Ohana Grill, which opened two years ago, received one and a half feet of water damage and required Costello to replace the floor and 4 feet of the bottom sheetrock. What was salvaged sits in storage, awaiting the restaurant's official reopen.

"Every time we meet with the landlord we feel his frustration that to date none of his insurance claims have even come close to settling. Basically, right now we are building in the 'hopes' that everything being spent will be covered," Costello said.

Costello says it has been a "leap of faith" for him and his wife.

"I had a discussion with my wife prior to beginning the rebuilding process that there was a possibility that we would take on substantial debt to reopen. We decided, together, to go forward. This had always been our dream together and we couldn't let this storm take it away," he said.

Despite a hopeful attitude, the coast is draped with concern, from both business and homeowners alike.

Sandy damage is still rampant along the coast five months post-storm. Entire streets are vacant in some towns. Photo courtesy of AccuWeather.com's Senior Videographer David Defilippis.

"I think we will see people returning to Seaside to support the businesses that are back opened, but I fear that the rentals and hotels they used to stay in may not be reopened in time...," Cirigliano said.

Businesses to the north of Casino Pier were severely impacted, and Cirigliano questions whether they will ever return.

"I know the phones have been ringing about the summer, and that is keeping us optimistic. If the amount of people in town on the weekends so far is any indication, things will be good."

But for homeowners, there is a dangerous mixed message of preparedness for the summer season and disrepair in the community.

Faith Ligouri, a resident of Seaside Park, has returned to her home but has not yet been able to restore the first floor, which sustained severe water damage and has since been gutted.

"I'm excited today because B&B is open, a local store down the street," Faith told AccuWeather on March 16. "I'm happy to see them back."

"I don't want to discourage people from coming and visiting, it's important to our businesses and our economy but I would beg the world, honestly, to understand that we are not whole.
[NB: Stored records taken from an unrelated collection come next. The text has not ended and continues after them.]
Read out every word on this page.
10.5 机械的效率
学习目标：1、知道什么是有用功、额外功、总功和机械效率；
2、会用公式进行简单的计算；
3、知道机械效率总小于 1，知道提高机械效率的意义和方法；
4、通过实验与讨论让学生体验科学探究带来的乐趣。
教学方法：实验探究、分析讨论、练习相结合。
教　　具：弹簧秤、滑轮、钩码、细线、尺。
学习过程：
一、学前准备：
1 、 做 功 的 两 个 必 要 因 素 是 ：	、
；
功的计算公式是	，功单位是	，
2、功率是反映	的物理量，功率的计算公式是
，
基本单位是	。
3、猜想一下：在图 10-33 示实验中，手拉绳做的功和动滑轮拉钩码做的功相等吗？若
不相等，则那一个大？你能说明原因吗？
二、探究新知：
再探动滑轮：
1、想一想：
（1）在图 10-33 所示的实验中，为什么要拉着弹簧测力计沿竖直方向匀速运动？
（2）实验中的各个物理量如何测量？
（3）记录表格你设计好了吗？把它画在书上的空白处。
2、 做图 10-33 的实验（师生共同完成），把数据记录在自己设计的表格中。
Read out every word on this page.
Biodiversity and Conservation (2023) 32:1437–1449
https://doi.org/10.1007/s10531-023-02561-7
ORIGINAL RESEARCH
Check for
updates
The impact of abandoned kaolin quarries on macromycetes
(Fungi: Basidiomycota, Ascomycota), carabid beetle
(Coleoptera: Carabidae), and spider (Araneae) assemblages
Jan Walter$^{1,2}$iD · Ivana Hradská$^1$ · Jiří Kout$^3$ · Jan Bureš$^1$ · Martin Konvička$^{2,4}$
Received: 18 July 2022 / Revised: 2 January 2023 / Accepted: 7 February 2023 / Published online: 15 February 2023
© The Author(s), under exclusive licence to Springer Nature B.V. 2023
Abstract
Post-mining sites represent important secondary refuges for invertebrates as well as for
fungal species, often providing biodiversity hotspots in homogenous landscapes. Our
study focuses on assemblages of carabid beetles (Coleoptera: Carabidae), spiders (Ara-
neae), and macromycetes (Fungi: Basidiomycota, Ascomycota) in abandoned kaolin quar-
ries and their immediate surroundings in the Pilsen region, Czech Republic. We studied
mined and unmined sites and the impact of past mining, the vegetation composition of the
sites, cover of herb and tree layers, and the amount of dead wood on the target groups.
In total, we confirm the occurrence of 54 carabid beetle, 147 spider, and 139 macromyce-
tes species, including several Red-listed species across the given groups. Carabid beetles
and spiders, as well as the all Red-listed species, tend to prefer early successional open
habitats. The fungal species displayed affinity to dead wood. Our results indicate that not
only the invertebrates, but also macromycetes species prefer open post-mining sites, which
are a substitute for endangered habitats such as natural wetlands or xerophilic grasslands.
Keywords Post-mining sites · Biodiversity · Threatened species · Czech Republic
And we will not be whole for years to come because we all have to face, how are we going to rebuild our homes," she said. "And no one can give us a clear and financially do-able answer to that."

The elusiveness of federal mitigation grants and insurance payouts is breeding frustration in the community.

"I feel like there is a perception that the Jersey Shore is wealthy or these are people's second homes and that's really not true. These are our primary homes. And we need support, financially, emotionally and physically," Ligouri said.

"And that's what I'd like people to know. While our streets may be clean, our houses are empty."